Now the arrest was in December 2015, but the trial occurred in November 2017, which was after lawmakers had changed the state’s law on who is an “expert” witness and what that person can and cannot testify to during a trial.

This 2017 law said that in a criminal case, an “expert witness shall not state an opinion about whether the defendant did or did not have a mental state or condition that constitutes an element of the crime charged or of a defense.” These matters of mental state are for the fact finder (judge or jury) to determine.

The defendant’s attorney also had objected to the judge’s decision to allow testimony from two Jefferson City police officers as well as the patrol’s criminalist, all of whom testified that the defendant was intoxicated that night.

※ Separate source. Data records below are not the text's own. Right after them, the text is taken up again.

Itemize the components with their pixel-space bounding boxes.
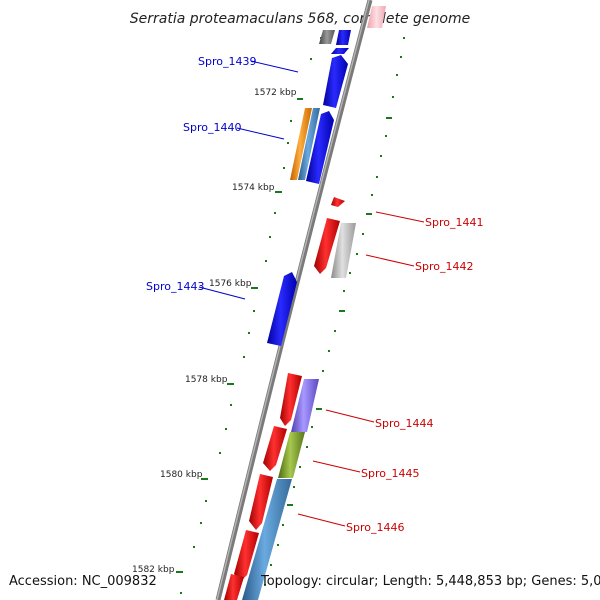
reverse-cds-spro1441[interactable] bbox=[331, 197, 345, 207]
gene-label-spro1443[interactable]: Spro_1443 bbox=[146, 280, 204, 293]
gene-label-spro1446[interactable]: Spro_1446 bbox=[346, 521, 404, 534]
reverse-strand-features bbox=[224, 197, 345, 600]
tick-label-1580: 1580 kbp bbox=[160, 470, 203, 480]
misc-feature-grey[interactable] bbox=[331, 223, 356, 278]
misc-feature-steelblue-upper[interactable] bbox=[298, 108, 320, 180]
genome-backbone bbox=[215, 0, 373, 600]
leader-spro1445 bbox=[312, 460, 361, 473]
gene-label-spro1444[interactable]: Spro_1444 bbox=[375, 417, 433, 430]
gene-label-spro1440[interactable]: Spro_1440 bbox=[183, 121, 241, 134]
forward-cds-spro1443[interactable] bbox=[267, 272, 297, 346]
reverse-cds-2[interactable] bbox=[263, 426, 287, 471]
forward-cds-spro1439[interactable] bbox=[323, 55, 348, 108]
leader-spro1440 bbox=[236, 127, 285, 140]
leader-spro1446 bbox=[297, 513, 346, 527]
misc-feature-orange[interactable] bbox=[290, 108, 312, 180]
tick-label-1574: 1574 kbp bbox=[232, 183, 275, 193]
gene-label-spro1439[interactable]: Spro_1439 bbox=[198, 55, 256, 68]
reverse-cds-5[interactable] bbox=[224, 574, 244, 600]
forward-cds-spro1440[interactable] bbox=[306, 111, 334, 184]
gene-label-spro1442[interactable]: Spro_1442 bbox=[415, 260, 473, 273]
leader-spro1444 bbox=[325, 409, 375, 423]
gene-label-spro1441[interactable]: Spro_1441 bbox=[425, 216, 483, 229]
reverse-cds-3[interactable] bbox=[249, 474, 273, 530]
misc-feature-olive[interactable] bbox=[278, 432, 305, 478]
tick-label-1578: 1578 kbp bbox=[185, 375, 228, 385]
misc-feature-dark-grey[interactable] bbox=[319, 30, 335, 44]
reverse-cds-1[interactable] bbox=[280, 373, 302, 426]
genome-summary-text: Topology: circular; Length: 5,448,853 bp… bbox=[261, 574, 600, 589]
misc-feature-pink[interactable] bbox=[367, 6, 386, 28]
misc-feature-steelblue-lower[interactable] bbox=[242, 479, 292, 600]
forward-strand-features bbox=[267, 30, 351, 346]
tick-label-1582: 1582 kbp bbox=[132, 565, 175, 575]
tick-label-1572: 1572 kbp bbox=[254, 88, 297, 98]
outer-tick-ring bbox=[264, 37, 405, 586]
gene-label-spro1445[interactable]: Spro_1445 bbox=[361, 467, 419, 480]
label-leader-lines bbox=[198, 60, 425, 527]
leader-spro1442 bbox=[365, 254, 415, 267]
map-title: Serratia proteamaculans 568, complete ge… bbox=[130, 11, 470, 27]
reverse-cds-4[interactable] bbox=[234, 530, 259, 581]
forward-cds-small-arrow[interactable] bbox=[331, 48, 349, 54]
misc-feature-purple[interactable] bbox=[291, 379, 319, 432]
leader-spro1443 bbox=[198, 286, 246, 300]
misc-features bbox=[242, 6, 386, 600]
reverse-cds-spro1442-adjacent[interactable] bbox=[314, 218, 340, 274]
accession-text: Accession: NC_009832 bbox=[9, 574, 157, 589]
leader-spro1439 bbox=[250, 60, 299, 73]
tick-label-1576: 1576 kbp bbox=[209, 279, 252, 289]
forward-cds-top-fragment[interactable] bbox=[336, 30, 351, 45]
leader-spro1441 bbox=[375, 211, 425, 223]
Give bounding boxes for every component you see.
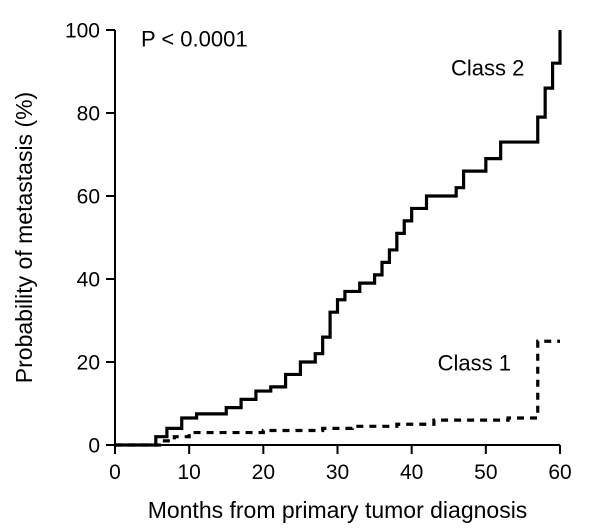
y-axis-label: Probability of metastasis (%) bbox=[11, 92, 37, 383]
series-label-class-1: Class 1 bbox=[438, 350, 511, 375]
x-tick-label: 0 bbox=[109, 461, 121, 484]
y-tick-label: 20 bbox=[77, 351, 100, 374]
y-tick-label: 100 bbox=[65, 19, 100, 42]
p-value-text: P < 0.0001 bbox=[141, 27, 248, 52]
x-tick-label: 60 bbox=[548, 461, 571, 484]
x-tick-label: 20 bbox=[252, 461, 275, 484]
series-class-2 bbox=[115, 30, 560, 445]
y-tick-label: 0 bbox=[88, 434, 100, 457]
series-label-class-2: Class 2 bbox=[451, 56, 524, 81]
y-tick-label: 80 bbox=[77, 102, 100, 125]
chart-container: 0 10 20 30 40 50 60 0 20 40 60 80 100 Months from pri… bbox=[0, 0, 600, 532]
y-tick-label: 40 bbox=[77, 268, 100, 291]
x-tick-label: 30 bbox=[326, 461, 349, 484]
x-tick-label: 50 bbox=[474, 461, 497, 484]
y-tick-label: 60 bbox=[77, 185, 100, 208]
survival-chart: 0 10 20 30 40 50 60 0 20 40 60 80 100 Months from pri… bbox=[0, 0, 600, 532]
x-tick-label: 40 bbox=[400, 461, 423, 484]
x-tick-label: 10 bbox=[177, 461, 200, 484]
x-axis-label: Months from primary tumor diagnosis bbox=[148, 497, 528, 523]
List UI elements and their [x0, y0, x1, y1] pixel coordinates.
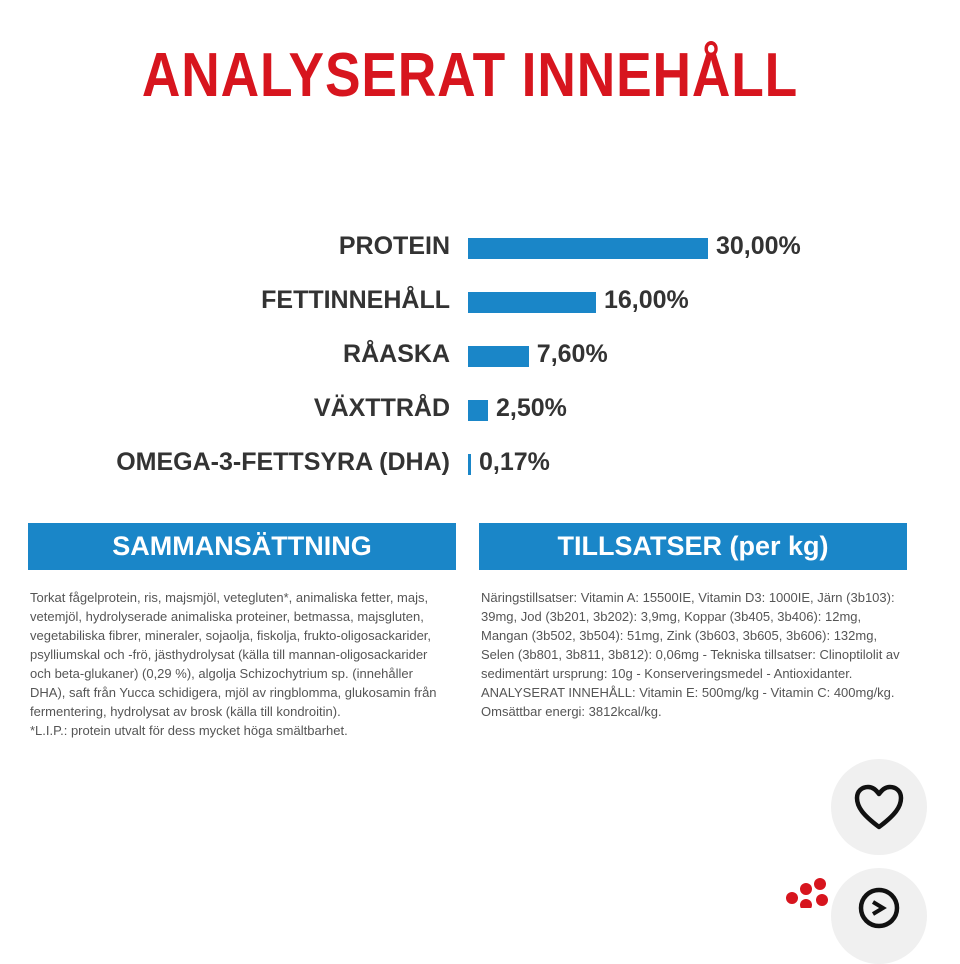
nutrient-label: VÄXTTRÅD — [313, 394, 450, 422]
page-title: ANALYSERAT INNEHÅLL — [141, 41, 799, 110]
additives-header: TILLSATSER (per kg) — [479, 523, 907, 570]
nutrient-bar — [468, 292, 596, 313]
nutrient-row-fiber: VÄXTTRÅD 2,50% — [0, 390, 960, 430]
nutrient-value: 0,17% — [479, 448, 550, 476]
nutrient-row-fat: FETTINNEHÅLL 16,00% — [0, 282, 960, 322]
circle-arrow-button[interactable] — [831, 868, 927, 964]
circle-arrow-icon — [858, 887, 900, 929]
favorite-button[interactable] — [831, 759, 927, 855]
nutrient-value: 2,50% — [496, 394, 567, 422]
composition-footnote: *L.I.P.: protein utvalt för dess mycket … — [30, 723, 348, 738]
composition-header: SAMMANSÄTTNING — [28, 523, 456, 570]
nutrient-row-protein: PROTEIN 30,00% — [0, 228, 960, 268]
nutrient-label: RÅASKA — [343, 340, 450, 368]
nutrient-bar — [468, 346, 529, 367]
nutrient-label: FETTINNEHÅLL — [261, 286, 450, 314]
nutrient-value: 7,60% — [536, 340, 608, 368]
additives-header-text: TILLSATSER (per kg) — [557, 531, 829, 561]
nutrient-bar — [468, 400, 488, 421]
nutrient-row-ash: RÅASKA 7,60% — [0, 336, 960, 376]
composition-text-block: Torkat fågelprotein, ris, majsmjöl, vete… — [30, 588, 442, 740]
nutrient-bar — [468, 238, 708, 259]
heart-icon — [854, 784, 904, 830]
nutrient-label: PROTEIN — [338, 232, 450, 260]
composition-text: Torkat fågelprotein, ris, majsmjöl, vete… — [30, 590, 437, 719]
nutrient-label: OMEGA-3-FETTSYRA (DHA) — [116, 448, 450, 476]
nutrient-row-dha: OMEGA-3-FETTSYRA (DHA) 0,17% — [0, 444, 960, 484]
nutrient-value: 16,00% — [604, 286, 689, 314]
nutrient-value: 30,00% — [716, 232, 801, 260]
nutrient-bar — [468, 454, 471, 475]
brand-logo — [778, 872, 838, 911]
additives-text: Näringstillsatser: Vitamin A: 15500IE, V… — [481, 590, 900, 719]
nutrient-bar-chart: PROTEIN 30,00% FETTINNEHÅLL 16,00% RÅASK… — [0, 228, 960, 488]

The appellate decision stated the defendant “acknowledges that ‘mental state’ has been defined under Missouri law as the (reason) element of a crime, such as purpose, knowledge, recklessness and negligence.  Thus, her argument hinges on us finding that the ‘intoxicated condition’ element of a DWI offense constitutes a ‘mental condition.” The defendant’s attorney argued that nothing in (the new law) defined what ‘mental condition’ means, and he argued that intoxication is obviously a mental condition, because it ‘affects the mind’s capabilities.

The appellate judge wrote: “It is unclear to us what criminal offenses the Legislature had in mind when it included ‘mental condition’ in the proscription on expert testimony where it is an element of the crime charged we do not believe that intoxication is a mental condition about which an expert may not testify in a DWI case.”

The appellate judge further wrote that  our courts have ‘characterized intoxication as a physical condition usually evidenced by unsteadiness on the feet, slurring of speech, lack of body coordination and an impairment of motor reflexes. “Hence, we find that intoxication is not a mental condition, and the statute’s limitation does not apply,” the appellate judge stated. The decision from the three panel of judges that to get her conviction overturned, the defendant would have prove that without the evidence she had challenged in her appeal, the jury would have made a different decision at trial.  The appellate court determined that the jury would have come to the same conclusion had the witnesses not testified at trial.